Parameter Initialization Methods
In the NeuPy, initialization methods per layer can be be modified using classes from the init module.
from neupy.layers import *
from neupy import init
network = join(
Input(10),
Sigmoid(30, weight=init.Normal()),
Sigmoid(15, weight=init.Normal()),
)
Initialization class has an ability to generate parameters based on the specified shape. For instance, a first sigmoid layer expects 10 input features and generates 30 output features, which mean that this layer should have weight with shape (10, 30). During initialization, we don’t need to specify the shape of the parameter. This information would be provided to the initializer class during weight initialization procedure.

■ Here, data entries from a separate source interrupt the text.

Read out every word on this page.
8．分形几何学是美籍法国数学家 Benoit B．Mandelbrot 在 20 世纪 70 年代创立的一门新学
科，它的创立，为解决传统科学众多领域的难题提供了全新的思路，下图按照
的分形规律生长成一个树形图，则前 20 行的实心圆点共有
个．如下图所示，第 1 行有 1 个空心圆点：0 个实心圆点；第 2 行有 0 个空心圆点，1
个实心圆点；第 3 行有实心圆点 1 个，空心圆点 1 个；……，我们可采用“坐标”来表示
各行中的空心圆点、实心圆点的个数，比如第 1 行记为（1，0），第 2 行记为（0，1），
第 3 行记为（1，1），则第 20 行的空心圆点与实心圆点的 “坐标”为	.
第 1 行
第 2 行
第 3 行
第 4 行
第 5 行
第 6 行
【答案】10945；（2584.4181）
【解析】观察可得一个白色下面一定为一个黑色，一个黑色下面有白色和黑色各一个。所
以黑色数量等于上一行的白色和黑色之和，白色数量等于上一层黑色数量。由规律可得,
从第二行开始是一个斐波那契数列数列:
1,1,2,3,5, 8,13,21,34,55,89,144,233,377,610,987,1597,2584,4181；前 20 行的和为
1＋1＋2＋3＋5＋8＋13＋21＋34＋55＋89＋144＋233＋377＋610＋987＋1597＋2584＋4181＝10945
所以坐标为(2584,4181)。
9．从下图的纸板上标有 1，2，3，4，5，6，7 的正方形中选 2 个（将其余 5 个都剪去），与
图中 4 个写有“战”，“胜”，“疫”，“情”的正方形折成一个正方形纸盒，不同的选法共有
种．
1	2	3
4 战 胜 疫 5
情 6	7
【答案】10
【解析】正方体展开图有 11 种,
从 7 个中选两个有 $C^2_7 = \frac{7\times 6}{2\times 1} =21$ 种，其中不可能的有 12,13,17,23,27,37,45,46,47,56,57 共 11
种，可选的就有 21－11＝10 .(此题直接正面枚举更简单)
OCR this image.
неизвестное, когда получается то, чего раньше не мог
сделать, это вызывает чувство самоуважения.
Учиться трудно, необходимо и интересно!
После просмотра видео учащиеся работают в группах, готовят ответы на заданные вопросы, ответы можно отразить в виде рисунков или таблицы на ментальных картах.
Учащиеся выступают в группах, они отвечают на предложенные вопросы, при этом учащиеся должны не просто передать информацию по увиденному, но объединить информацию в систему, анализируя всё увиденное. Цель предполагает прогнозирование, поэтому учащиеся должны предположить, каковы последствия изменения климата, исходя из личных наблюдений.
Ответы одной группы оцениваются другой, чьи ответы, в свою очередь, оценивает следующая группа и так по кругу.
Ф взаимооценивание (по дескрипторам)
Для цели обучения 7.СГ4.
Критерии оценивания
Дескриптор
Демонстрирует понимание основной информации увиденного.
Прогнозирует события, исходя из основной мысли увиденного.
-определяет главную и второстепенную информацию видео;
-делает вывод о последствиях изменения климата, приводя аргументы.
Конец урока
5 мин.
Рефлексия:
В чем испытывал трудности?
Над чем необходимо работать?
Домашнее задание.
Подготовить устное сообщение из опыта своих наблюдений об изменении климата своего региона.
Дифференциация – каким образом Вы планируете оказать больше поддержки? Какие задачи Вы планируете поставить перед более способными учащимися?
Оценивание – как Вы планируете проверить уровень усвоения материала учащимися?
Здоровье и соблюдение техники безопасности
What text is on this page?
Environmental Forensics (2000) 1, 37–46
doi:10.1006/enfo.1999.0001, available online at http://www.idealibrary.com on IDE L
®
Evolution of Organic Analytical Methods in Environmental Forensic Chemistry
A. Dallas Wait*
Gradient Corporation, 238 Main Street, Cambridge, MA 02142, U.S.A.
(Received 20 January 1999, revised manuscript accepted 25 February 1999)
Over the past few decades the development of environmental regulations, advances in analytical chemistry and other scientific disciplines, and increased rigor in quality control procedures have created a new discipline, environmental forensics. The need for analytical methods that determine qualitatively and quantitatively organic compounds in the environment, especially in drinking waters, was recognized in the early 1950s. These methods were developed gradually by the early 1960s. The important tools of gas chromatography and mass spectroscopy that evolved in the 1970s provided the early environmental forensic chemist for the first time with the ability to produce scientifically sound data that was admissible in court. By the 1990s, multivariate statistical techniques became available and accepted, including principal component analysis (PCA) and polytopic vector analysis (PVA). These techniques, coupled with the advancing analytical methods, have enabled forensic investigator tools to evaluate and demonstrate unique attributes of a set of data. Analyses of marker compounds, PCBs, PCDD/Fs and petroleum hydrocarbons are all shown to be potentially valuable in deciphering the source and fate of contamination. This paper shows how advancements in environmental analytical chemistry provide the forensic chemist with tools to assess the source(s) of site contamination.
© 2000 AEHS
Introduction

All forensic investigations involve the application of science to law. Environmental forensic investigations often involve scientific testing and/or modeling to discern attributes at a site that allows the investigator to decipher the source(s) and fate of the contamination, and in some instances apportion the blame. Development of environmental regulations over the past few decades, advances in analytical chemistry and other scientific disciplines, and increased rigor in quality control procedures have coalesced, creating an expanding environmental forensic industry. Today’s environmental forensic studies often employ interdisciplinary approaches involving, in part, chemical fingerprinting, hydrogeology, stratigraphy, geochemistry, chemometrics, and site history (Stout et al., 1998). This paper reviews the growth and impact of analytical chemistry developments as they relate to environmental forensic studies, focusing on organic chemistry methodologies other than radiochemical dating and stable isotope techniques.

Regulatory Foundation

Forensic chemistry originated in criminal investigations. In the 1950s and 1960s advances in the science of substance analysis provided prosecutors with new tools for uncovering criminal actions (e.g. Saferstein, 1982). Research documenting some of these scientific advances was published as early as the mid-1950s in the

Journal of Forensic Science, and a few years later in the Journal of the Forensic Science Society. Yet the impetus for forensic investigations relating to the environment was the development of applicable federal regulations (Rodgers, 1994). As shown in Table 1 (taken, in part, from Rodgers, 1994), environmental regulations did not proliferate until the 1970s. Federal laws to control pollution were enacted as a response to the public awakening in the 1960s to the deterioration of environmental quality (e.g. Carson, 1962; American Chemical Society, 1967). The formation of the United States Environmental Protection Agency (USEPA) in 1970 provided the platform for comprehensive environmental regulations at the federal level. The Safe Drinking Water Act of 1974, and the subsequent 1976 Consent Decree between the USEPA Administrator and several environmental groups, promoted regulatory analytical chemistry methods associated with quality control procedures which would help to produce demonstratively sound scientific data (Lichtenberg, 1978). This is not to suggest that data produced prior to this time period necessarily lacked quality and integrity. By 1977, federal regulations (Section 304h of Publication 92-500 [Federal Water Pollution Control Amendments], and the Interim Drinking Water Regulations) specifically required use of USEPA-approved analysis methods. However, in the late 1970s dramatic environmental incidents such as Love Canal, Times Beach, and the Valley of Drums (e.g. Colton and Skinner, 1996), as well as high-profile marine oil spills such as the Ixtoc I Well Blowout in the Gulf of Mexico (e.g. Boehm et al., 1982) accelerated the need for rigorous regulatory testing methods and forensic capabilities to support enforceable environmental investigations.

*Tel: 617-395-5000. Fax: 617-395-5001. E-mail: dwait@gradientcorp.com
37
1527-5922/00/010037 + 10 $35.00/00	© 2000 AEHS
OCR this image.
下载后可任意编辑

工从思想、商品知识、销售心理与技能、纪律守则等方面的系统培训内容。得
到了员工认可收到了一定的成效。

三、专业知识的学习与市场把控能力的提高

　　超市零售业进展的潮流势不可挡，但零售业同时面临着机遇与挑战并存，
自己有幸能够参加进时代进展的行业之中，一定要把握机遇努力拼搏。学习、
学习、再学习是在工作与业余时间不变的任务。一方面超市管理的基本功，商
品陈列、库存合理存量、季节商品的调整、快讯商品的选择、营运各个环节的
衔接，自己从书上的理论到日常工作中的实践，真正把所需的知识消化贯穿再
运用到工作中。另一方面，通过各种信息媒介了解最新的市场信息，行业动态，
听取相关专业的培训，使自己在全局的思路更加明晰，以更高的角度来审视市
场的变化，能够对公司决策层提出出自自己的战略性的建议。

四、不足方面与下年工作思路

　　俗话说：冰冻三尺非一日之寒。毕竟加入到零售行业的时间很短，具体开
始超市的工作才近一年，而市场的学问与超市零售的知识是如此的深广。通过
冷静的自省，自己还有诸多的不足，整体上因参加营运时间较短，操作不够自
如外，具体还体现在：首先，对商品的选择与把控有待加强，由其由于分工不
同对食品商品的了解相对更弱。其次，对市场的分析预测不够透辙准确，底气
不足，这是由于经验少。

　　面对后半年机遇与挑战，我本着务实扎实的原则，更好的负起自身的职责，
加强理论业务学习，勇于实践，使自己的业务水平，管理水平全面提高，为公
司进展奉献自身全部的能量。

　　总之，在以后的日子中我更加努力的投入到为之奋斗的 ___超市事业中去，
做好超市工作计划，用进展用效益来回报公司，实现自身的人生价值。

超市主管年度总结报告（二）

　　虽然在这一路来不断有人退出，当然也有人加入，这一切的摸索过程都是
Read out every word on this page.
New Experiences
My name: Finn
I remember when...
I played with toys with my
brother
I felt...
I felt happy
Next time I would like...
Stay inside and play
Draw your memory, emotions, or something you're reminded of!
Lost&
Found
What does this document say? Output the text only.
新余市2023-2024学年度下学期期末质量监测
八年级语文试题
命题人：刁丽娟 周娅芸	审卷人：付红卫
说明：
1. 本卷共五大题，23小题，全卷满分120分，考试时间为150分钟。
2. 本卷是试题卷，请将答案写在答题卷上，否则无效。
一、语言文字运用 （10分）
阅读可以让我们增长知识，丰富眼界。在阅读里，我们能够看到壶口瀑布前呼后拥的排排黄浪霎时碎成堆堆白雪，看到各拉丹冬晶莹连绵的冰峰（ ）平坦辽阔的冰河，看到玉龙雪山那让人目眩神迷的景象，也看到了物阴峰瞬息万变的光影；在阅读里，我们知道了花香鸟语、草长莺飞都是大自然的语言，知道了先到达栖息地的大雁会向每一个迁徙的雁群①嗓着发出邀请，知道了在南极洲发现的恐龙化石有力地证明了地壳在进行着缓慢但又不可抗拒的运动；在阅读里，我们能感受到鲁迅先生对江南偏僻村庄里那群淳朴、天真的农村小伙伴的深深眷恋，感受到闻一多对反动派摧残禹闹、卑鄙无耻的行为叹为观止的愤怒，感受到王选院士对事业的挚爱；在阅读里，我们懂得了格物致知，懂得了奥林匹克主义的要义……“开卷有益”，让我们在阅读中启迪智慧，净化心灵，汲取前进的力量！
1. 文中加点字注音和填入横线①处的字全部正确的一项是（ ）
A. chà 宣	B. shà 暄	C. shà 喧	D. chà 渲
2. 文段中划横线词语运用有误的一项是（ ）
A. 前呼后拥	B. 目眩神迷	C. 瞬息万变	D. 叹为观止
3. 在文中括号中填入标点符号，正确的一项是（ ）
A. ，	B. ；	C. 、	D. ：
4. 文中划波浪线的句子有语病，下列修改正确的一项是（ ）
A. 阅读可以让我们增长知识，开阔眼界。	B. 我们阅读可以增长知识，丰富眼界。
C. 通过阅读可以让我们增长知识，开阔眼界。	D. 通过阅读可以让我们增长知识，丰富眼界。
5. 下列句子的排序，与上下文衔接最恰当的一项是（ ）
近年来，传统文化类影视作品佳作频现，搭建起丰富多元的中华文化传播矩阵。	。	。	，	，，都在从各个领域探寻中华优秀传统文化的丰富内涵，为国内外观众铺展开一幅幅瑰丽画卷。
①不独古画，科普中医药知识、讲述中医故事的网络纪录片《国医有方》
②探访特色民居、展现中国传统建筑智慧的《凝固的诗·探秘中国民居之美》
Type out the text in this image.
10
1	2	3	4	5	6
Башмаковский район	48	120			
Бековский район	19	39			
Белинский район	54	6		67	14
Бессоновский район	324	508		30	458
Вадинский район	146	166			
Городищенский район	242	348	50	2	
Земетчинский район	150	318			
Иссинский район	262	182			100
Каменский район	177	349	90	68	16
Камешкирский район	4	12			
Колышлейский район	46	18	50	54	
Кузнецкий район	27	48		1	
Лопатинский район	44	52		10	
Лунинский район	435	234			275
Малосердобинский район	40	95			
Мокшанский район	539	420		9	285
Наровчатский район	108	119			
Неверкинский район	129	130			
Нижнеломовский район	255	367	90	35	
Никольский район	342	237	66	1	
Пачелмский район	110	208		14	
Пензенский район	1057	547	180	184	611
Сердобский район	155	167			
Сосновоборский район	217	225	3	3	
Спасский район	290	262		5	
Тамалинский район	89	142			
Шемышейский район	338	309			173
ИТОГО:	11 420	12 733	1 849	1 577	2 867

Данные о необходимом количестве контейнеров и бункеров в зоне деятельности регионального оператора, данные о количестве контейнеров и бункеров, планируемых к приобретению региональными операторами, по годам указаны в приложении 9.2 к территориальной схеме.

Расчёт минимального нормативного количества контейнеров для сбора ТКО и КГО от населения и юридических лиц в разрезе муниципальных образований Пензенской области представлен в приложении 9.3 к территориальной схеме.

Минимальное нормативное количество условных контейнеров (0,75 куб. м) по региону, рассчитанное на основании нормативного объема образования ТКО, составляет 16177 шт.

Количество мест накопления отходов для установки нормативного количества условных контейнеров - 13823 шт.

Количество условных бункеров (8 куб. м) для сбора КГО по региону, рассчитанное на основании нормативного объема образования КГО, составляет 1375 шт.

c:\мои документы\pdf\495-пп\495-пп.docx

It’s possible to set up any value for the weight as long as it has valid shape. We can do the same initialization procedure with manually generated weights.
import numpy as np
network = join(
Input(10),
Sigmoid(30, weight=np.random.randn(10, 30)),
Sigmoid(15, weight=np.random.randn(30, 15)),
)
Code above does the same type of the initialization as in the previous example, the only problem that we need to hard-code expected shape of the weights.
More initialization methods you can find here.
Create custom initialization methods
It’s very easy to create custom initialization method. All we need is just to inherit from the init.Initializer class and define sample method that accepts one argument (excluding the self argument). Argument will contain shape of the output tensor that we expect to get.
In the example below, we create custom initializer that samples weights from the exponential distribution.
import tensorflow as tf
from neupy.layers import *
from neupy import init
class Gamma(init.Initializer):
def __init__(self, alpha=0.01):
self.alpha = alpha
def sample(self, shape):
return tf.random.gamma(shape, self.alpha)
network = join(
Input(10),
Sigmoid(30, weight=Gamma(alpha=0.02)),
Sigmoid(15, weight=Gamma(alpha=0.05)),
)
Notice that the sample method returns Tensorflow’s tensor. It’s possible to return numpy’s array, but in this case initialization might take more time, since we will need to generate weights per each variable sequentially.